19 May 2017

Taranaki myrtle rust infection spreads to more properties

5:40 pm on 19 May 2017

Myrtle rust has been confirmed in two more properties in Taranaki.

Myrtle rust can threaten plants including pohutukawa, manuka and feijoa trees.

The number of properties with confirmed cases of myrtle rust has now reached five. Photo: Supplied

The Ministry for Primary Industries (MPI) said a plant nursery in Waitara and a garden centre in downtown New Plymouth have both been infected.

There are now five properties confirmed contaminated with myrtle rust - two in Kerikeri, two in Waitara and one in New Plymouth.

The fungal infection has been killing large numbers of native trees in Australia since 2010.

It threatens New Zealand natives including pōhutukawa, rātā, mānuka and kānuka, as well as introduced species such as feijoas, guavas, gums, bottlebrush and other members of the myrtaceae family.

MPI said it was not confident it could eradicate myrtle rust after the two new cases were confirmed.

David Yard from the ministry said scientists think myrtle rust has been slowly growing in the country after spores were blown over from Australia.

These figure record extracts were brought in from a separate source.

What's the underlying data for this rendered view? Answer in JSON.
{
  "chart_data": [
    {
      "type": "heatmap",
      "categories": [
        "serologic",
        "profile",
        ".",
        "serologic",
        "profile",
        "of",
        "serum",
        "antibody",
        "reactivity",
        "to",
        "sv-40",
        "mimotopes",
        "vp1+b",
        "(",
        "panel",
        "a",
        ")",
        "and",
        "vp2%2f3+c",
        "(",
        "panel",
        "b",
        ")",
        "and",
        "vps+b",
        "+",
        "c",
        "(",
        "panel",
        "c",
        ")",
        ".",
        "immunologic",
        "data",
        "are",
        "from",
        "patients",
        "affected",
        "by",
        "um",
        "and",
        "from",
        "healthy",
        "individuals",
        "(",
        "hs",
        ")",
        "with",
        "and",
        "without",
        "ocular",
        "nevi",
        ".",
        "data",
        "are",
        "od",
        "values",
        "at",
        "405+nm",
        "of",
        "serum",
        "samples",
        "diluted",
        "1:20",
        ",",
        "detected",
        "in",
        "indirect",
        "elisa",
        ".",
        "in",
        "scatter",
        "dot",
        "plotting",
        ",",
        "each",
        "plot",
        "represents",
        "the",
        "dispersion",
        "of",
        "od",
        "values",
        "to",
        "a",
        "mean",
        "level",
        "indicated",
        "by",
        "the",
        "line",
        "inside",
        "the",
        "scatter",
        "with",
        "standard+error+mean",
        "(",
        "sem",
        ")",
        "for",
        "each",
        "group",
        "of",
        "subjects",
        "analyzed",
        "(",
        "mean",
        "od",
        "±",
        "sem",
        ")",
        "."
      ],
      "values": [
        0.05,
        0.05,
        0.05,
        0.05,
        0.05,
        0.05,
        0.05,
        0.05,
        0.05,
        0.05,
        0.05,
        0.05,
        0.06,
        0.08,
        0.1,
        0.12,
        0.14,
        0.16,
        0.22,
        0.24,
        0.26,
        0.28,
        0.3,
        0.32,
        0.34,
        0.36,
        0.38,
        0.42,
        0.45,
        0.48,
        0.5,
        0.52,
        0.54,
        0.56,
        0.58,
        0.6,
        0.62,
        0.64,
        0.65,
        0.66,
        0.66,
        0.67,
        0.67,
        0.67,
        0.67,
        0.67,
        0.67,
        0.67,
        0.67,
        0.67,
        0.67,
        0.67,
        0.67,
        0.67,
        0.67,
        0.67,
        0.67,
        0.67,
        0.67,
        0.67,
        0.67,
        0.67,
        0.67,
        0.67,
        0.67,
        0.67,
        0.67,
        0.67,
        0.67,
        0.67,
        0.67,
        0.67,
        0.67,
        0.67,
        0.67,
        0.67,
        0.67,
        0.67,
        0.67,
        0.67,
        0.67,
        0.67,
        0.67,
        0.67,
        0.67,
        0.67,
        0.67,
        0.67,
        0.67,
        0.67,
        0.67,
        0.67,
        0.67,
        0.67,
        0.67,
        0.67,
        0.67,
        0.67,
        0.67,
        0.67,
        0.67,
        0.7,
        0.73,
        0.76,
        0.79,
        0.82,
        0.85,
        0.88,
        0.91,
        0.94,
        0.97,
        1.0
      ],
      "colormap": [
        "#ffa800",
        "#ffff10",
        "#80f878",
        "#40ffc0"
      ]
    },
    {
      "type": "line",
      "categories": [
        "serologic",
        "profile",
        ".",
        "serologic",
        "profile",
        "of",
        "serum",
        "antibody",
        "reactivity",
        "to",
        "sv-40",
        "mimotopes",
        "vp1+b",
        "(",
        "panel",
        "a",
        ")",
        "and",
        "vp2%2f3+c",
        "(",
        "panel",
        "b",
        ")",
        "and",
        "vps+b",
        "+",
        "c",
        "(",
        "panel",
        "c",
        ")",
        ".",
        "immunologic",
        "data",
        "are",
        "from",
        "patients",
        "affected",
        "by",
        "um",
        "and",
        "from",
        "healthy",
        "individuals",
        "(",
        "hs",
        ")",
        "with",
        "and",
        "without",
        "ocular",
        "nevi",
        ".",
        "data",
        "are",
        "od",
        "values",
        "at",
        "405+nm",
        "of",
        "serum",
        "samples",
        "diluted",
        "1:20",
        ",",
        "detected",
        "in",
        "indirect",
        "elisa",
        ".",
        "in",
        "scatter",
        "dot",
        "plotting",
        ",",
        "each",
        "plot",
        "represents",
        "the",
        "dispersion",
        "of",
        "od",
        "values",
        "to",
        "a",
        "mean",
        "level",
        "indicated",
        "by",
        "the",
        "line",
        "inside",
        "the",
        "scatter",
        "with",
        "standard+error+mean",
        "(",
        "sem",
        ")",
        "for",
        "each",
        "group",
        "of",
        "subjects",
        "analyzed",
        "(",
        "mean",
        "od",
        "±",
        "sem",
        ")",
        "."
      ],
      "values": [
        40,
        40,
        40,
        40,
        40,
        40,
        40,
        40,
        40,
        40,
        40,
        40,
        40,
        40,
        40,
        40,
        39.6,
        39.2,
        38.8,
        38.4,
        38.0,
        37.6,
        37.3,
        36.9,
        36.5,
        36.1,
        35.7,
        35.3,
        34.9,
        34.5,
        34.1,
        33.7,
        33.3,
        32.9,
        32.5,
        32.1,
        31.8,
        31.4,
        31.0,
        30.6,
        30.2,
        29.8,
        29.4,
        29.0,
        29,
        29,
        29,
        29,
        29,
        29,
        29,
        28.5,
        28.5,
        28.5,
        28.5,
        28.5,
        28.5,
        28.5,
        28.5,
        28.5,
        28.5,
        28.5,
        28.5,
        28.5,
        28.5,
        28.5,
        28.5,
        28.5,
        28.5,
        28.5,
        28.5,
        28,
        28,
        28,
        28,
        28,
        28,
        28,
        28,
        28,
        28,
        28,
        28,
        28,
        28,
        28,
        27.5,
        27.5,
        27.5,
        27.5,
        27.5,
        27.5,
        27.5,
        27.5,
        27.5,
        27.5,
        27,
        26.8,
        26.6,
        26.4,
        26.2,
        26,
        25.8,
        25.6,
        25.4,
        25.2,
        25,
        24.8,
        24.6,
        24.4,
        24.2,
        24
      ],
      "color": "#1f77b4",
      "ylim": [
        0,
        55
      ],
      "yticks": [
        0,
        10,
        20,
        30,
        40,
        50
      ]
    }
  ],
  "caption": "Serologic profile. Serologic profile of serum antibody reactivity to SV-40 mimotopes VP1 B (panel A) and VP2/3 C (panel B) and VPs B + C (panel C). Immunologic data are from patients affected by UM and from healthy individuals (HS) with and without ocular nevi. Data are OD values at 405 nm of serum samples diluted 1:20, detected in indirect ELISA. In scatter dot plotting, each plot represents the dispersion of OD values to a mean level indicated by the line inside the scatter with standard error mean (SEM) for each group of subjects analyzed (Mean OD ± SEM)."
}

"Our scientists are tell us [the plants] have been infected between three weeks and two months already before they show symptoms," he said.

"So in many cases other premises or other trees out in the wild might be infected and we're just waiting for people to report them for us to become aware of them."

The ministry said it expected to find more cases of the disease because it was most likely being spread by the wind.

It said infected properties were being treated with fungicide and plants with the rust were being destroyed.

MPI has previously said that the continued spread of the infection was a sign that we may need to learn to live with it.